Jirada is a 6-year-old girl from a Black Lahu tribe who lives in the village of Pang Kham Noi in the in Northern Thailand, very close to the border with Myanmar. She has been going to school for 2 years and her favourite subject is Maths. When she grows up she wants to be a doctor.
In 2004 a UNICEF survey found that over 1,000 children in a single district of Mae Hong Son in Northern Thailand, the most disadvantaged province in Thailand, were not in school. Among them were also hill tribe children.
Existing schools were too far away from their homes for them to attend, since most parents cannot afford to pay for them to live away from home. With UNICEF support, the hill tribe school project was started in 2005. 20 primary schools have been set up in remote and poor ethnic hill tribe villages to teach close to 500 students.

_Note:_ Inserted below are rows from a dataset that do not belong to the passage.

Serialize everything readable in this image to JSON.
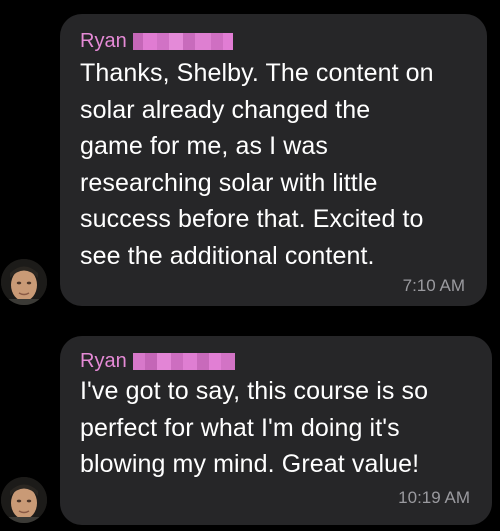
{
  "messages": [
    {
      "sender": "Ryan",
      "text": "Thanks, Shelby. The content on\nsolar already changed the\ngame for me, as I was\nresearching solar with little\nsuccess before that. Excited to\nsee the additional content.",
      "time": "7:10 AM"
    },
    {
      "sender": "Ryan",
      "text": "I've got to say, this course is so\nperfect for what I'm doing it's\nblowing my mind. Great value!",
      "time": "10:19 AM"
    }
  ],
  "colors": {
    "background": "#000000",
    "bubble": "#262628",
    "sender_name": "#e58ad6",
    "timestamp": "#9a9a9f",
    "redaction": "#e07cd2"
  },
  "icons": {
    "avatar": "user-photo-avatar",
    "redaction": "pixelated-last-name"
  }
}
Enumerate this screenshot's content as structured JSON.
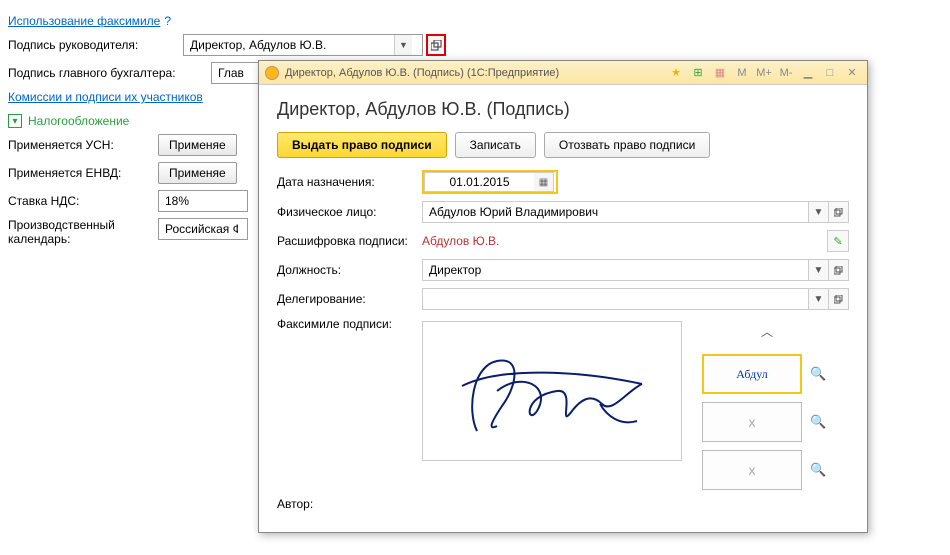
{
  "top": {
    "facsimile_link": "Использование факсимиле",
    "help_icon": "?",
    "manager_sig_label": "Подпись руководителя:",
    "manager_sig_value": "Директор, Абдулов Ю.В.",
    "accountant_sig_label": "Подпись главного бухгалтера:",
    "accountant_sig_value": "Глав",
    "commissions_link": "Комиссии и подписи их участников"
  },
  "section": {
    "taxation": "Налогообложение",
    "usn_label": "Применяется УСН:",
    "usn_btn": "Применяе",
    "envd_label": "Применяется ЕНВД:",
    "envd_btn": "Применяе",
    "vat_label": "Ставка НДС:",
    "vat_value": "18%",
    "calendar_label": "Производственный календарь:",
    "calendar_value": "Российская Ф"
  },
  "modal": {
    "titlebar": "Директор, Абдулов Ю.В. (Подпись)  (1С:Предприятие)",
    "heading": "Директор, Абдулов Ю.В. (Подпись)",
    "btn_issue": "Выдать право подписи",
    "btn_save": "Записать",
    "btn_revoke": "Отозвать право подписи",
    "date_label": "Дата назначения:",
    "date_value": "01.01.2015",
    "person_label": "Физическое лицо:",
    "person_value": "Абдулов Юрий Владимирович",
    "decode_label": "Расшифровка подписи:",
    "decode_value": "Абдулов Ю.В.",
    "position_label": "Должность:",
    "position_value": "Директор",
    "delegation_label": "Делегирование:",
    "delegation_value": "",
    "facsimile_label": "Факсимиле подписи:",
    "author_label": "Автор:",
    "m_buttons": [
      "M",
      "M+",
      "M-"
    ]
  }
}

The project aims eventually to bring 5,000 pre-school and school-age children to attend school or another forms of learning. UNICEF funds teachers’ salaries, learning materials, classroom improvements, teacher training, skill sharing and integration of Child-Friendly School (CFS) practice.

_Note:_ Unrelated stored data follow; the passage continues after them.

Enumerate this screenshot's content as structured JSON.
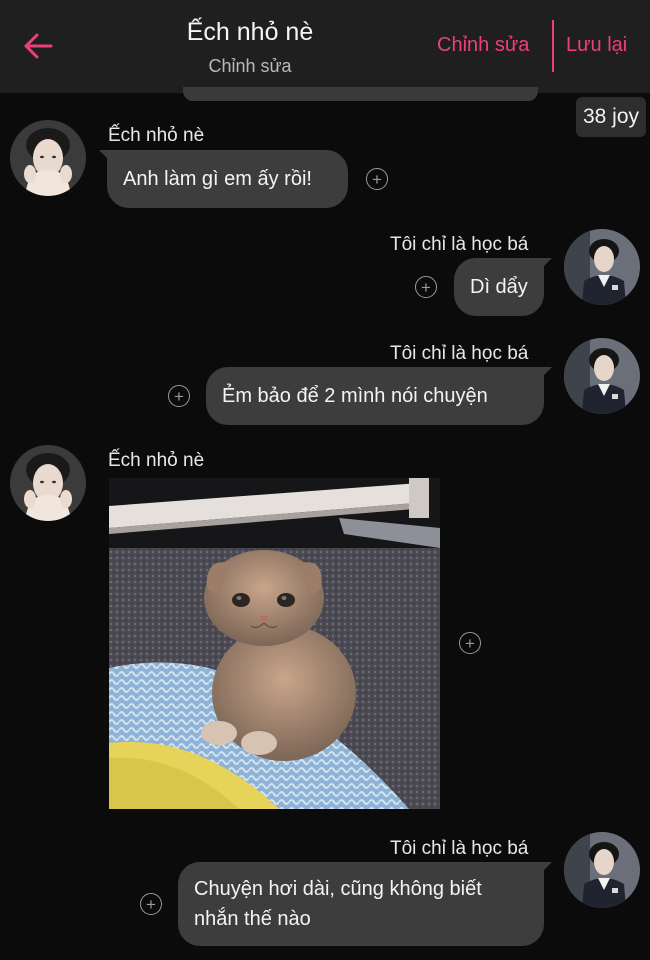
{
  "header": {
    "title": "Ếch nhỏ nè",
    "subtitle": "Chỉnh sửa",
    "edit_label": "Chỉnh sửa",
    "save_label": "Lưu lại",
    "accent_color": "#ec407a"
  },
  "joy_badge": "38 joy",
  "react_symbol": "+",
  "messages": [
    {
      "sender": "Ếch nhỏ nè",
      "side": "left",
      "type": "text",
      "text": "Anh làm gì em ấy rồi!"
    },
    {
      "sender": "Tôi chỉ là học bá",
      "side": "right",
      "type": "text",
      "text": "Dì dẩy"
    },
    {
      "sender": "Tôi chỉ là học bá",
      "side": "right",
      "type": "text",
      "text": "Ẻm bảo để 2 mình nói chuyện"
    },
    {
      "sender": "Ếch nhỏ nè",
      "side": "left",
      "type": "image",
      "image": "grumpy-kitten-photo"
    },
    {
      "sender": "Tôi chỉ là học bá",
      "side": "right",
      "type": "text",
      "text": "Chuyện hơi dài, cũng không biết nhắn thế nào"
    }
  ]
}
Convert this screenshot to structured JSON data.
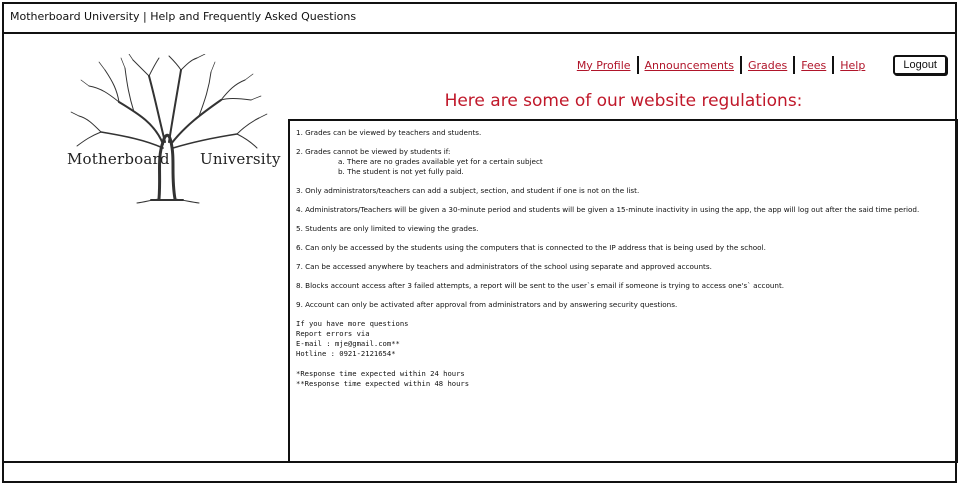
{
  "window": {
    "title": "Motherboard University | Help and Frequently Asked Questions"
  },
  "logo": {
    "word_left": "Motherboard",
    "word_right": "University",
    "icon": "tree-icon"
  },
  "nav": {
    "items": [
      {
        "label": "My Profile"
      },
      {
        "label": "Announcements"
      },
      {
        "label": "Grades"
      },
      {
        "label": "Fees"
      },
      {
        "label": "Help"
      }
    ],
    "logout_label": "Logout"
  },
  "page": {
    "heading": "Here are some of our website regulations:"
  },
  "rules": [
    "1. Grades can be viewed by teachers and students.",
    "2. Grades cannot be viewed by students if:",
    "3. Only administrators/teachers can add a subject, section, and student if one is not on the list.",
    "4. Administrators/Teachers will be given a 30-minute period and students will be given a 15-minute inactivity in using the app, the app will log out after the said time period.",
    "5. Students are only limited to viewing the grades.",
    "6. Can only be accessed by the students using the computers that is connected to the IP address that is being used by the school.",
    "7. Can be accessed anywhere by teachers and administrators of the school using separate and approved accounts.",
    "8. Blocks account access after 3 failed attempts, a report will be sent to the user`s email if someone is trying to access one's` account.",
    "9. Account can only be activated after approval from administrators and by answering security questions."
  ],
  "rule2_sub": [
    "a. There are no grades available yet for a certain subject",
    "b. The student is not yet fully paid."
  ],
  "contact": {
    "line1": "If you have more questions",
    "line2": "Report errors via",
    "email": "E-mail : mje@gmail.com**",
    "hotline": "Hotline : 0921-2121654*"
  },
  "notes": {
    "n1": "*Response time expected within 24 hours",
    "n2": "**Response time expected within 48 hours"
  },
  "colors": {
    "accent": "#c0182a",
    "link": "#b0152a",
    "border": "#111111"
  }
}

The main education goals at the hill tribe schools are to ensure that all students can read and write Thai and do basic mathematical calculations. They are also taught to preserve their ethnic traditions and culture, and the use of natural resources wisely in order to protect their environment.

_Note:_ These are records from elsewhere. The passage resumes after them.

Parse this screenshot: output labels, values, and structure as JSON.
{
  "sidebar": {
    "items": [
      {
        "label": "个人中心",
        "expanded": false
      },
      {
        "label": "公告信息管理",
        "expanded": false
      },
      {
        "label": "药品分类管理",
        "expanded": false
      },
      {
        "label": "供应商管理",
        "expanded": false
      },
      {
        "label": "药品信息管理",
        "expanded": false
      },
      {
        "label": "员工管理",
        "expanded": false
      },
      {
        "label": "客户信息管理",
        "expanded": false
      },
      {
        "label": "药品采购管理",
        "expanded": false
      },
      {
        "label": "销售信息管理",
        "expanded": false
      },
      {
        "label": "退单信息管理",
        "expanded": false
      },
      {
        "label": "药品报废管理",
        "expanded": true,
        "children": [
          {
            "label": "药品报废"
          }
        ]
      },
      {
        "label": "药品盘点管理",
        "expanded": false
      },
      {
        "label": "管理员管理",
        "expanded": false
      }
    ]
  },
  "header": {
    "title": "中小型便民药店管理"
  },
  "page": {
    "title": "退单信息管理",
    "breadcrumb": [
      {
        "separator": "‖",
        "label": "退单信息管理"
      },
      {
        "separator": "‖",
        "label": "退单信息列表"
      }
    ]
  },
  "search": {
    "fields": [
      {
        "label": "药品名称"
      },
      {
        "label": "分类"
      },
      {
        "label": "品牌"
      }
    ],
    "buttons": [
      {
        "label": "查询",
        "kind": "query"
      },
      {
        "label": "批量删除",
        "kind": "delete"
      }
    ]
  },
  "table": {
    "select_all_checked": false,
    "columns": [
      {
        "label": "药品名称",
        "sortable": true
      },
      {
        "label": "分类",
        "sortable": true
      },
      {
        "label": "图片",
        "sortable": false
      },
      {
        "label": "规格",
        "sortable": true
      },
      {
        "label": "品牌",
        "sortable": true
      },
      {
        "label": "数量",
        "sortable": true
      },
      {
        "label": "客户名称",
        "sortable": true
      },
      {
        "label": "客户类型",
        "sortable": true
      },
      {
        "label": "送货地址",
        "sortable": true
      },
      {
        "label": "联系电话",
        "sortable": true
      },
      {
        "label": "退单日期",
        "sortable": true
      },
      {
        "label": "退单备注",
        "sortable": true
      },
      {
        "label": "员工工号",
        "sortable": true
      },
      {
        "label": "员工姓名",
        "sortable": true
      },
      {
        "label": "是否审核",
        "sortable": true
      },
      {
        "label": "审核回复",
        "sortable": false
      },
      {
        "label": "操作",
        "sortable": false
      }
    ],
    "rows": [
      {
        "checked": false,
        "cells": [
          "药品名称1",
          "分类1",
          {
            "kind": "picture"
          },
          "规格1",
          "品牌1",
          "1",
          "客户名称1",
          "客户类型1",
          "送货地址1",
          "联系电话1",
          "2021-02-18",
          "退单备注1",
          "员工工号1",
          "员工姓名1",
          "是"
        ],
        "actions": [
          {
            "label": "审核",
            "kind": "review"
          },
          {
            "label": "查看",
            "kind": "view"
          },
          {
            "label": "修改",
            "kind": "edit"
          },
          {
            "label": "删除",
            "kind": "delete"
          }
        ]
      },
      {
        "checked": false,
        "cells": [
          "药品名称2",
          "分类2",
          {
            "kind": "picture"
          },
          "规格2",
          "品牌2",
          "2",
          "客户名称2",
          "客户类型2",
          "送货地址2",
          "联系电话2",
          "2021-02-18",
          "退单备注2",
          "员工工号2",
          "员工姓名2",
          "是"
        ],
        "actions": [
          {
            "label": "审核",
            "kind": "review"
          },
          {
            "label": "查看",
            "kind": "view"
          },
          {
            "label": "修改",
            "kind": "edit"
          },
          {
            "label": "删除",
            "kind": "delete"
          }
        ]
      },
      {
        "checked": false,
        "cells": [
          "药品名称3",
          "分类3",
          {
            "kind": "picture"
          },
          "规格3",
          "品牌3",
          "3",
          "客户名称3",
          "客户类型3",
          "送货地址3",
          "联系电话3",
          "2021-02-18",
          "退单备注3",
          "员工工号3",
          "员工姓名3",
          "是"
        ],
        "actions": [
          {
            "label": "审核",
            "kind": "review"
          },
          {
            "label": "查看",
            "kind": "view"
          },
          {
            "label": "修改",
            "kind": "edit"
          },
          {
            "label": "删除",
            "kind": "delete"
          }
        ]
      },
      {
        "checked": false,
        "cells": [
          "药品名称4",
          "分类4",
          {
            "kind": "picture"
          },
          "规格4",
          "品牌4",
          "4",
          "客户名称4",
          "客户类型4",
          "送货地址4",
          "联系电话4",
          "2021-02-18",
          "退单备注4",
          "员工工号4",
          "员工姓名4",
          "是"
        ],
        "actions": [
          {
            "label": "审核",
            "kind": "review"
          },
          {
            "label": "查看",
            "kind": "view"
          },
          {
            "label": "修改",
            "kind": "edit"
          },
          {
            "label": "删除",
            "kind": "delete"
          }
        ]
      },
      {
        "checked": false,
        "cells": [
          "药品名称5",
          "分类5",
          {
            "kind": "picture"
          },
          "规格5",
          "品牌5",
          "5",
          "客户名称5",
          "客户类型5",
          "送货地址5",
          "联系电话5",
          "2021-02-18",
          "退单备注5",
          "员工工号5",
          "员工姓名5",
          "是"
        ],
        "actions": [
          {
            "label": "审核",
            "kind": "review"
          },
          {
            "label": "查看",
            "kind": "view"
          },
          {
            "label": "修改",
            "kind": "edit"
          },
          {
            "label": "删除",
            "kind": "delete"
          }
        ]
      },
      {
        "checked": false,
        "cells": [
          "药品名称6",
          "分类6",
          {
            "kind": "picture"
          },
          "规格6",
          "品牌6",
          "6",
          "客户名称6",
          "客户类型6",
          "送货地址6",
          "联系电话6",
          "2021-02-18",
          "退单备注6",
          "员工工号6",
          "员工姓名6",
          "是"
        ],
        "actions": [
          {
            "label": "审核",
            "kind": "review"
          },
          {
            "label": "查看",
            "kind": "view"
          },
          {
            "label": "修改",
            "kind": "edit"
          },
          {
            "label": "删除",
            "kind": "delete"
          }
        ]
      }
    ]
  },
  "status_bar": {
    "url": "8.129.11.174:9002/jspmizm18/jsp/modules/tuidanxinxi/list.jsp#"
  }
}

The schools are simple structures built from local materials with support from the community. The children clean the school every morning before classes begin and at the end of every day. They also take turn in cooking lunch.
As a result of the project more hill tribe children are finishing primary school and going on to secondary school. Their parents now also understand the importance of making sure their children receive a good education.